1981 - EUGENIO TRÍAS

Una buena novela trasciende por entero el marco local en donde se desarrolla y las técnicas novelísticas utilizadas por su autor. Una buena novela, para conseguir esa trascendencia, trabaja a fondo sobre ese marco local y sobre esas técnicas. Pero una buena novela nunca es ni costumbrista ni vanguardista. Una buena novela nos deja siempre, de forma perdurable, como legado, un ser vivo, sea éste uno o varios personajes, sea un grupo social, sea la articulación de ambas cosas. Una buena novela es, sobre todo, el fruto de una lucha paciente y despiadada con el lenguaje de la tribu.

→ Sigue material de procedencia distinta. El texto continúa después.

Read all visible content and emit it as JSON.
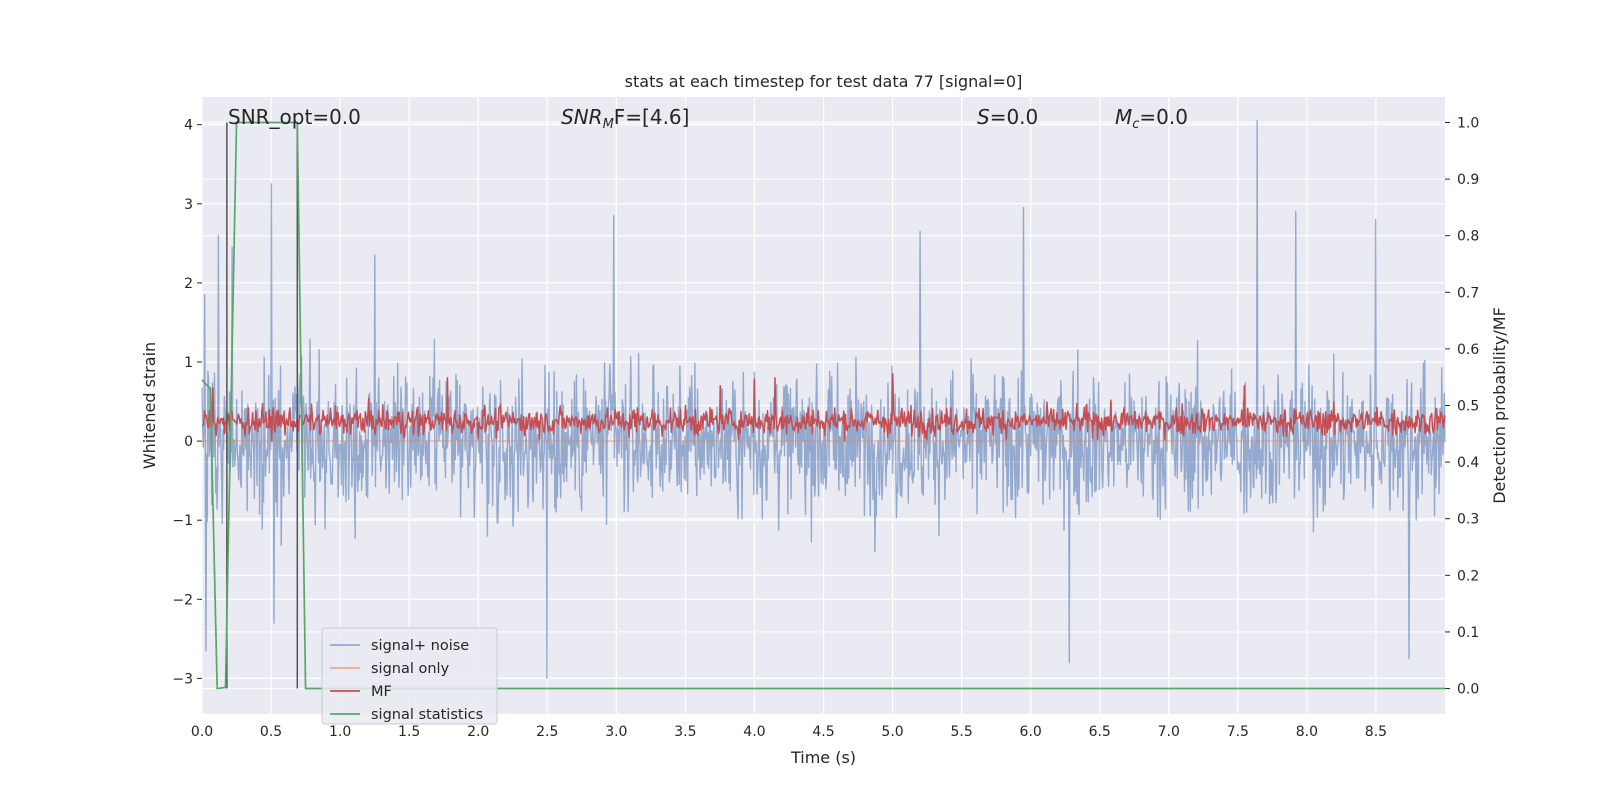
{
  "chart_data": {
    "type": "line",
    "title": "stats at each timestep for test data 77 [signal=0]",
    "xlabel": "Time (s)",
    "ylabel_left": "Whitened strain",
    "ylabel_right": "Detection probability/MF",
    "xlim": [
      0.0,
      9.0
    ],
    "ylim_left": [
      -3.45,
      4.35
    ],
    "ylim_right": [
      -0.045,
      1.045
    ],
    "x_ticks": [
      0.0,
      0.5,
      1.0,
      1.5,
      2.0,
      2.5,
      3.0,
      3.5,
      4.0,
      4.5,
      5.0,
      5.5,
      6.0,
      6.5,
      7.0,
      7.5,
      8.0,
      8.5
    ],
    "x_tick_labels": [
      "0.0",
      "0.5",
      "1.0",
      "1.5",
      "2.0",
      "2.5",
      "3.0",
      "3.5",
      "4.0",
      "4.5",
      "5.0",
      "5.5",
      "6.0",
      "6.5",
      "7.0",
      "7.5",
      "8.0",
      "8.5"
    ],
    "y_left_ticks": [
      -3,
      -2,
      -1,
      0,
      1,
      2,
      3,
      4
    ],
    "y_left_tick_labels": [
      "−3",
      "−2",
      "−1",
      "0",
      "1",
      "2",
      "3",
      "4"
    ],
    "y_right_ticks": [
      0.0,
      0.1,
      0.2,
      0.3,
      0.4,
      0.5,
      0.6,
      0.7,
      0.8,
      0.9,
      1.0
    ],
    "y_right_tick_labels": [
      "0.0",
      "0.1",
      "0.2",
      "0.3",
      "0.4",
      "0.5",
      "0.6",
      "0.7",
      "0.8",
      "0.9",
      "1.0"
    ],
    "grid": true,
    "legend_placement": "lower-left",
    "annotations": {
      "snr_opt": "SNR_opt=0.0",
      "snr_mf_main": "SNR",
      "snr_mf_sub": "M",
      "snr_mf_rest": "F=[4.6]",
      "s_main": "S",
      "s_rest": "=0.0",
      "mc_main": "M",
      "mc_sub": "c",
      "mc_rest": "=0.0"
    },
    "series": [
      {
        "name": "signal+ noise",
        "color": "#4c72b0",
        "axis": "left",
        "description": "whitened strain noise, roughly within -1.8..1.8 with spikes",
        "peaks": [
          {
            "x": 0.02,
            "y": 1.85
          },
          {
            "x": 0.03,
            "y": -2.65
          },
          {
            "x": 0.12,
            "y": 2.6
          },
          {
            "x": 0.22,
            "y": 2.45
          },
          {
            "x": 0.5,
            "y": 3.25
          },
          {
            "x": 0.52,
            "y": -2.3
          },
          {
            "x": 1.25,
            "y": 2.35
          },
          {
            "x": 2.5,
            "y": -3.0
          },
          {
            "x": 2.98,
            "y": 2.85
          },
          {
            "x": 5.2,
            "y": 2.65
          },
          {
            "x": 5.95,
            "y": 2.95
          },
          {
            "x": 6.28,
            "y": -2.8
          },
          {
            "x": 7.64,
            "y": 4.05
          },
          {
            "x": 7.92,
            "y": 2.9
          },
          {
            "x": 8.5,
            "y": 2.8
          },
          {
            "x": 8.74,
            "y": -2.75
          }
        ]
      },
      {
        "name": "signal only",
        "color": "#dd8452",
        "axis": "left",
        "x": [
          0.0,
          9.0
        ],
        "values": [
          0.0,
          0.0
        ]
      },
      {
        "name": "MF",
        "color": "#c44e52",
        "axis": "left",
        "description": "matched filter output, mostly within 0.0..0.5",
        "peaks": [
          {
            "x": 0.08,
            "y": 0.67
          },
          {
            "x": 1.78,
            "y": 0.8
          },
          {
            "x": 3.75,
            "y": 0.7
          },
          {
            "x": 4.0,
            "y": 0.78
          },
          {
            "x": 4.15,
            "y": 0.8
          },
          {
            "x": 5.0,
            "y": 0.85
          },
          {
            "x": 7.55,
            "y": 0.7
          }
        ]
      },
      {
        "name": "signal statistics",
        "color": "#55a868",
        "axis": "right",
        "x": [
          0.0,
          0.06,
          0.11,
          0.17,
          0.25,
          0.69,
          0.75,
          9.0
        ],
        "values": [
          0.545,
          0.53,
          0.0,
          0.002,
          1.0,
          1.0,
          0.0,
          0.0
        ]
      }
    ],
    "vertical_lines": [
      {
        "x": 0.18,
        "color": "#555555"
      },
      {
        "x": 0.69,
        "color": "#555555"
      }
    ]
  }
}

Pero en la buena novela el lenguaje, precisamente por tratado y elaborado, queda como basso ostinato sobre el cual se levanta la trama, la historia, eso que subsistirá en nosotros al cerrar la última página; algo que se articulará misteriosamente con nuestra propia historia. Una buena novela posee, sobre todo, una Idea poética —eso que Kant llamaba Idea estética— que aparece y desaparece del relato a modo de leit-motiv, que insiste en mostrarse y en ocultarse, liberando, en este juego de presencias y ausencias, la textura misma del relato. Esa Idea poética puede dar título a la novela: ser el nudo en donde todo se articula y de donde el relato se desprende y dispara.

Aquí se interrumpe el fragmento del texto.